Molecular basis for pancreatitis

Purpose of review This timely review will focus on clinical and basic science studies that have greatly advanced our knowledge of the molecular mechanisms of both acute pancreatitis and chronic pancreatitis over the last year. Recent findings Animal models of both severe acute pancreatitis and chronic pancreatitis have recently been developed. Several unexpected protective mechanisms, mediated by the protease activated receptor 2 and heat shock protein 70, have been described. A study suggested that polymorphisms in toll-like receptor-4 might affect the risk of developing infections in acute pancreatitis. Studies of chronic pancreatitis have shown that specific neural receptors, transient receptor potential vanilloid subtype 1, mediate pain responses in a model of chronic pancreatitis.
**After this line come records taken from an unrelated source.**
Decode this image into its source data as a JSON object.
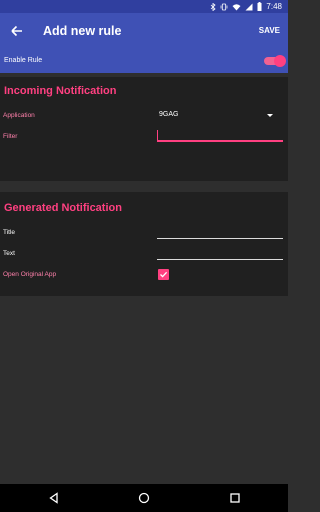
{
  "status_bar": {
    "time": "7:48",
    "icons": [
      "bluetooth-icon",
      "vibrate-icon",
      "wifi-icon",
      "signal-icon",
      "battery-icon"
    ]
  },
  "app_bar": {
    "title": "Add new rule",
    "save_label": "SAVE",
    "back_icon": "arrow-back-icon"
  },
  "enable_rule": {
    "label": "Enable Rule",
    "enabled": true
  },
  "incoming": {
    "title": "Incoming Notification",
    "application_label": "Application",
    "application_value": "9GAG",
    "filter_label": "Filter",
    "filter_value": ""
  },
  "generated": {
    "title": "Generated Notification",
    "title_label": "Title",
    "title_value": "",
    "text_label": "Text",
    "text_value": "",
    "open_app_label": "Open Original App",
    "open_app_checked": true
  },
  "colors": {
    "primary": "#3f51b5",
    "primary_dark": "#303f9f",
    "accent": "#ff4081",
    "background": "#2e2e2e",
    "section": "#202020"
  },
  "nav_bar": {
    "icons": [
      "back-triangle-icon",
      "home-circle-icon",
      "recents-square-icon"
    ]
  }
}
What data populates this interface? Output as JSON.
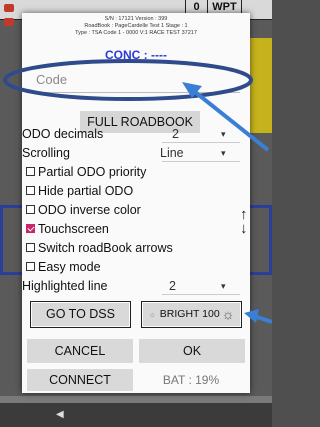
{
  "background": {
    "topbar": {
      "cells": [
        "0",
        "WPT"
      ]
    }
  },
  "dialog": {
    "header_lines": [
      "S/N : 17121 Version : 399",
      "RoadBook : PageCardelle Test 1 Stage : 1",
      "Type : TSA Code 1 - 0000 V:1 RACE TEST 37217"
    ],
    "conc_label": "CONC : ----",
    "code_placeholder": "Code",
    "full_roadbook_label": "FULL ROADBOOK",
    "settings": {
      "odo_decimals": {
        "label": "ODO decimals",
        "value": "2"
      },
      "scrolling": {
        "label": "Scrolling",
        "value": "Line"
      },
      "checkboxes": [
        {
          "label": "Partial ODO priority",
          "checked": false
        },
        {
          "label": "Hide partial ODO",
          "checked": false
        },
        {
          "label": "ODO inverse color",
          "checked": false
        },
        {
          "label": "Touchscreen",
          "checked": true
        },
        {
          "label": "Switch roadBook arrows",
          "checked": false
        },
        {
          "label": "Easy mode",
          "checked": false
        }
      ],
      "highlighted_line": {
        "label": "Highlighted line",
        "value": "2"
      }
    },
    "buttons": {
      "go_to_dss": "GO TO DSS",
      "bright": "BRIGHT 100",
      "cancel": "CANCEL",
      "ok": "OK",
      "connect": "CONNECT"
    },
    "battery": "BAT : 19%"
  },
  "colors": {
    "accent_blue": "#2b3bd6",
    "annotation_blue": "#2f4b8c",
    "annotation_arrow": "#3a7fd5",
    "checkbox_checked": "#c8266a"
  }
}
The pancreatic zymogen, chymotrypsin C, can degrade pathologically activated trypsin in the acinar cell. Inactivating mutations in chymotrypsin C have been reported to predispose to the development of chronic pancreatitis, especially in those who are prone to alcohol abuse. Summary The implications of the last year's findings are widespread. Improved animal models of acute pancreatitis and chronic pancreatitis will be critical for performing pilot studies of therapy. A greater understanding of genetic factors and pain responses could lead to potential treatments. This review will first discuss issues related to acute pancreatitis, and then conclude with studies most relevant to chronic disease.